Using jq to list keys in a JSON object

I have a hierarchically deep JSON object created by a scientific instrument, so the file is somewhat large (1.3MB) and not readily readable by people. I would like to get a list of keys, up to a certain depth, for the JSON object. For example, given an input object like this
{
"acquisition_parameters": {
"laser": {
"wavelength": {
"value": 632,
"units": "nm"
}
},
"date": "02/03/2525",
"camera": {}
},
"software": {
"repo": "github.com/username/repo",
"commit": "a7642f",
"branch": "develop"
},
"data": [{},{},{}]
}
I would like an output like such.
{
"acquisition_parameters": [
"laser",
"date",
"camera"
],
"software": [
"repo",
"commit",
"branch"
]
}
This is mainly for the purpose of being able to enumerate what is in a JSON object. After processing the JSON objects from the instrument begin to diverge: for example, some may have a field like .frame.cross_section.stats.fwhm, while others may have .sample.species, so it would be convenient to be able to interrogate the JSON object on the command line.

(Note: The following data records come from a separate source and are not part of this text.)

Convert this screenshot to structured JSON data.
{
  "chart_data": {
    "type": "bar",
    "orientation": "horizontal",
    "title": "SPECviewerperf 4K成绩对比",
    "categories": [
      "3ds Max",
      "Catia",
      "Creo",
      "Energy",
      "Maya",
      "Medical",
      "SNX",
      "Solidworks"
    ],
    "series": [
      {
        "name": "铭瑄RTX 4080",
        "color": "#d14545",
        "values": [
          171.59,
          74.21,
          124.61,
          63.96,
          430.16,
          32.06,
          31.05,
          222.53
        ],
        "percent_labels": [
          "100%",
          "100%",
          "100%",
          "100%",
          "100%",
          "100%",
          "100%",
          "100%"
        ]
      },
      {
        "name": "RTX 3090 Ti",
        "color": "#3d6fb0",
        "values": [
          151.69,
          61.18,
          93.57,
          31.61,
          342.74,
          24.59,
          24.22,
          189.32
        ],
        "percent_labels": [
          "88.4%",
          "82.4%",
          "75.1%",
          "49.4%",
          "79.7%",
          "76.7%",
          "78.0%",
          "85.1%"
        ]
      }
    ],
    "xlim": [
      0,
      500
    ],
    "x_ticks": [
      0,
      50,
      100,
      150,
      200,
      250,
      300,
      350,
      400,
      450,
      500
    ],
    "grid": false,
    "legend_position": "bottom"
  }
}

The following should do exactly what you want
jq '[(keys - ["data"])[] as $key | { ($key): .[$key] | keys }] | add'
This will give the following output, using the input you described above:
{
"acquisition_parameters": [
"camera",
"date",
"laser"
],
"software": [
"branch",
"commit",
"repo"
]
}
Given your purpose you might have an easier time using the paths builtin to list all the paths in the input and then truncate at the desired depth:
$ echo '{"a":{"b":{"c":{"d":true}}}}' | jq -c '[paths|.[0:2]]|unique'
[["a"],["a","b"]]
Here is another variation uing reduce and setpath which assumes you have a specific set of top-level keys you want to examine:
. as $v
| reduce ("acquisition_parameters", "software") as $k (
{}; setpath([$k]; $v[$k] | keys)
)